El debate sobre el estado de la nación es esa cosa que nuestra clase
política celebra anualmente para dar lustro al Parlamento y que parece interesar
únicamente a los periodistas.
En él veremos a un presidente que ha llevado
al harakiri a los que escribieron su programa electoral buscar en sus apuntes
algún dato económico para el optimismo.
Veremos también al líder del primer
partido de la oposición llevarle la contraria por sistema y atizarle con ese
caso de supuesta financiación ilegal que no termina por llevarse a nadie por
delante.
Después, con suerte, si los medios lo permitimos, veremos qué dicen
el resto de partidos, aunque lo que más nos interese sea la encuesta en torno al
ganador, como si en la discusión sobre el estado de algo pudiera haber
vencedores y vencidos.
Da igual, en cualquier caso, lo que suceda en el
Congreso, esa institución tan blindada como nunca antes en la historia de la
democracia para evitar que la calle se acerque demasiado.
Da igual porque no
nos lo creemos.
El presidente no hallará solución al desastre de los últimos
despidos, al goteo continuo de desahucios, a un Estado del bienestar en proceso
de desmantelamiento, a la ausencia de un futuro en un país sin tejido industrial
ni planes a largo plazo para el modelo productivo.
El líder de la oposición
-si es que alguien lidera eso- no se reconocerá, públicamente, incapacitado para
liderar absolutamente nada.
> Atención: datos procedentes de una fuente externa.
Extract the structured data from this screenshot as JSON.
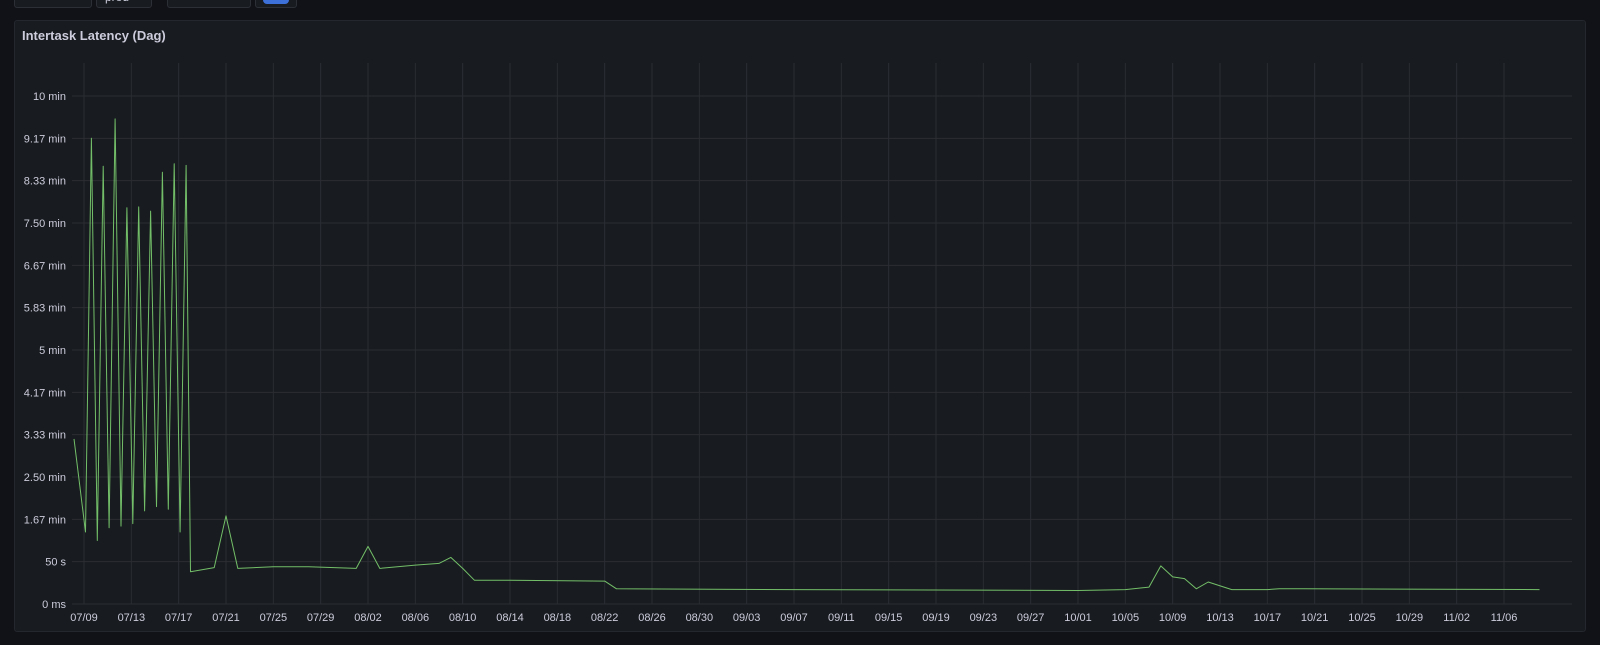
{
  "top_controls": {
    "env_value": "prod",
    "toggle_on": true
  },
  "panel": {
    "title": "Intertask Latency (Dag)"
  },
  "colors": {
    "series": "#73bf69",
    "grid": "#2a2d33",
    "background": "#181b1f"
  },
  "chart_data": {
    "type": "line",
    "title": "Intertask Latency (Dag)",
    "xlabel": "",
    "ylabel": "",
    "grid": true,
    "legend": "none",
    "y_ticks": [
      "0 ms",
      "50 s",
      "1.67 min",
      "2.50 min",
      "3.33 min",
      "4.17 min",
      "5 min",
      "5.83 min",
      "6.67 min",
      "7.50 min",
      "8.33 min",
      "9.17 min",
      "10 min"
    ],
    "y_tick_seconds": [
      0,
      50,
      100,
      150,
      200,
      250,
      300,
      350,
      400,
      450,
      500,
      550,
      600
    ],
    "ylim_seconds": [
      0,
      600
    ],
    "x_ticks": [
      "07/09",
      "07/13",
      "07/17",
      "07/21",
      "07/25",
      "07/29",
      "08/02",
      "08/06",
      "08/10",
      "08/14",
      "08/18",
      "08/22",
      "08/26",
      "08/30",
      "09/03",
      "09/07",
      "09/11",
      "09/15",
      "09/19",
      "09/23",
      "09/27",
      "10/01",
      "10/05",
      "10/09",
      "10/13",
      "10/17",
      "10/21",
      "10/25",
      "10/29",
      "11/02",
      "11/06"
    ],
    "xlim": [
      "07/09",
      "11/09"
    ],
    "series": [
      {
        "unit": "seconds",
        "x": [
          "07/08",
          "07/09",
          "07/09",
          "07/10",
          "07/10",
          "07/11",
          "07/11",
          "07/12",
          "07/12",
          "07/13",
          "07/13",
          "07/14",
          "07/14",
          "07/15",
          "07/15",
          "07/16",
          "07/16",
          "07/17",
          "07/17",
          "07/18",
          "07/20",
          "07/21",
          "07/22",
          "07/25",
          "07/28",
          "08/01",
          "08/02",
          "08/03",
          "08/06",
          "08/08",
          "08/09",
          "08/10",
          "08/11",
          "08/14",
          "08/22",
          "08/23",
          "09/07",
          "10/01",
          "10/05",
          "10/07",
          "10/08",
          "10/09",
          "10/10",
          "10/11",
          "10/12",
          "10/14",
          "10/17",
          "10/18",
          "10/20",
          "11/09"
        ],
        "y": [
          195,
          85,
          550,
          75,
          517,
          90,
          573,
          92,
          468,
          95,
          469,
          110,
          464,
          115,
          510,
          112,
          520,
          85,
          518,
          38,
          43,
          104,
          42,
          44,
          44,
          42,
          68,
          42,
          46,
          48,
          55,
          42,
          28,
          28,
          27,
          18,
          17,
          16,
          17,
          20,
          45,
          32,
          30,
          18,
          26,
          17,
          17,
          18,
          18,
          17
        ]
      }
    ]
  }
}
Entre los partidos minoritarios -que injusto ha sido
siempre ese calificativo de los medios- habrá alguno que tape descaradamente sus
vergüenzas porque no puede ser ejemplo de nada y habrá alguno que otro que lance
brindis al sol esperando que sea suyo el titular de la sección de política del
día siguiente.
Con unos partidos políticos esforzándose cada día por
aparecer más desacreditados a ojos de la ciudadanía, con una casta estupefacta
ante las circunstancias y un país entero protestando por lo negro que pinta el
mañana, da igual lo que hagan, porque ya no nos creemos nada.